NLRP12-PANoptosome activates PANoptosis and pathology in response to heme and PAMPs

Cytosolic innate immune sensors are critical for host defense and form complexes, such as inflammasomes and PANoptosomes, that induce inflammatory cell death. The sensor NLRP12 is associated with infectious and inflammatory diseases, but its activating triggers and roles in cell death and inflammation remain unclear. Here, we discovered that NLRP12 drives inflammasome and PANoptosome activation, cell death, and inflammation in response to heme plus PAMPs or TNF. TLR2/4-mediated signaling through IRF1 induced Nlrp12 expression, which led to inflammasome formation to induce maturation of IL-1b and IL-18. The inflammasome also served as an integral component of a larger NLRP12-PANoptosome that drove inflammatory cell death through caspase-8/RIPK3. Deletion of Nlrp12 protected mice from acute kidney injury and lethality in a hemolytic model.

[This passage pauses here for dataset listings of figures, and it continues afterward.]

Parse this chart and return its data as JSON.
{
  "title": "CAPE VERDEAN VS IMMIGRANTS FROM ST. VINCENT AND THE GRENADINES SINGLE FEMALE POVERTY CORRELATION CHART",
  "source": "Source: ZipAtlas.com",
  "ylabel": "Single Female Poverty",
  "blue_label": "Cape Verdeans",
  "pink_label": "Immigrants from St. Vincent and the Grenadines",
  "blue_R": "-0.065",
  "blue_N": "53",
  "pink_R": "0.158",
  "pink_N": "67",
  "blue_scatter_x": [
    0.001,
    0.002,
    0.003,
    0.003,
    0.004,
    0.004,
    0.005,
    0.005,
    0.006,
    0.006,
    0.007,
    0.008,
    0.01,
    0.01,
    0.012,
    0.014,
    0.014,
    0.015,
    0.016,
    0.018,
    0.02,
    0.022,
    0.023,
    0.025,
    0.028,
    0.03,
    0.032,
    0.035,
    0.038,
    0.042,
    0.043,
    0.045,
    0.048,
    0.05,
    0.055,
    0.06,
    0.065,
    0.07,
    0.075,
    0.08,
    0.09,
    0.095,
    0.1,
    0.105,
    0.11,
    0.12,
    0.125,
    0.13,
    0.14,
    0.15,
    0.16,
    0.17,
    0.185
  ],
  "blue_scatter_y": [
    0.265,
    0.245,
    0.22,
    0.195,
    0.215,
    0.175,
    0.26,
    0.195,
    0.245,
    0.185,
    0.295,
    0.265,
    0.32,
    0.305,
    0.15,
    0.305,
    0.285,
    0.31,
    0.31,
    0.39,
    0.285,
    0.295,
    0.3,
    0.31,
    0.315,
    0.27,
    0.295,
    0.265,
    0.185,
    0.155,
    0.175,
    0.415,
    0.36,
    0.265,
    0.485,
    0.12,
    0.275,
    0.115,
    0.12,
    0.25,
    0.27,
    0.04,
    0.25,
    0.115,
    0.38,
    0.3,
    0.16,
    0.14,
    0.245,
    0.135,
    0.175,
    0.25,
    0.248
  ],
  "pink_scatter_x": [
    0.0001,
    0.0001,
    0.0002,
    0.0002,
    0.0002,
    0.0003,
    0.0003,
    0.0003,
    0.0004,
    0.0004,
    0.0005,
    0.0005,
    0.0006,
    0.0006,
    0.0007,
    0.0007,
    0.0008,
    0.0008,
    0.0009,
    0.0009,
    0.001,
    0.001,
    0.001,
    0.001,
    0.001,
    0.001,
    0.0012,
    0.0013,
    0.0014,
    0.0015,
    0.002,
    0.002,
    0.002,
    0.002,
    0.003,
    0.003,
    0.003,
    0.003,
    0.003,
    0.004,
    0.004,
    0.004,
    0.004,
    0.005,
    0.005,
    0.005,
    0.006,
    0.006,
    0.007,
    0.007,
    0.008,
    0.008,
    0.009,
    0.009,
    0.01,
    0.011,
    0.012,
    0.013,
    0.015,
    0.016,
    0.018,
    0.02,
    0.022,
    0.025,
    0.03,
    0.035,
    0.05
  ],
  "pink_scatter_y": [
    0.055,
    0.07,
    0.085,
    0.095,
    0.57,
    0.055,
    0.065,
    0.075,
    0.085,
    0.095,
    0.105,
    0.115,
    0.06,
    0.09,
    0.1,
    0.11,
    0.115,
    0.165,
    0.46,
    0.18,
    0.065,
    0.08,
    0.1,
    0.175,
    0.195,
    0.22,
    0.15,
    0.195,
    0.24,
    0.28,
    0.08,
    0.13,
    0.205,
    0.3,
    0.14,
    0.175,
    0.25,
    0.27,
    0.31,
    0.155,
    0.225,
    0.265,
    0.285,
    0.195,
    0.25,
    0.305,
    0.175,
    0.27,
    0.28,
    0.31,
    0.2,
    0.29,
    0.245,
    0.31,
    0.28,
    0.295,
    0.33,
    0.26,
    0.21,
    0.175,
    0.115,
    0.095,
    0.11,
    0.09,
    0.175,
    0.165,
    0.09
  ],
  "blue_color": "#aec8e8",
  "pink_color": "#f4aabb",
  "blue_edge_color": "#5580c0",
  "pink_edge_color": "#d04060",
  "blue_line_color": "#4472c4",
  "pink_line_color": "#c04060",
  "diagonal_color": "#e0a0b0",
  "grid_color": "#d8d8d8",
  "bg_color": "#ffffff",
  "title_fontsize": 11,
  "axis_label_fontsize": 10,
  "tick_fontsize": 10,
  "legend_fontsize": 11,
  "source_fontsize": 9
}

Overall, we identified NLRP12 as an essential cytosolic sensor for heme plus PAMPsmediated PANoptosis, inflammation, and pathology, suggesting that NLRP12 and molecules in this pathway are potential drug targets for hemolytic and inflammatory diseases.

Automated summary

Cytosolic innate immune sensors, such as NLRP12, play a critical role in host defense and can induce inflammatory cell death. This study found that NLRP12 is activated by heme plus PAMPs or TNF, leading to inflammasome and PANoptosome activation, cell death, and inflammation. By understanding this pathway, it is possible to identify potential drug targets for hemolytic and inflammatory diseases.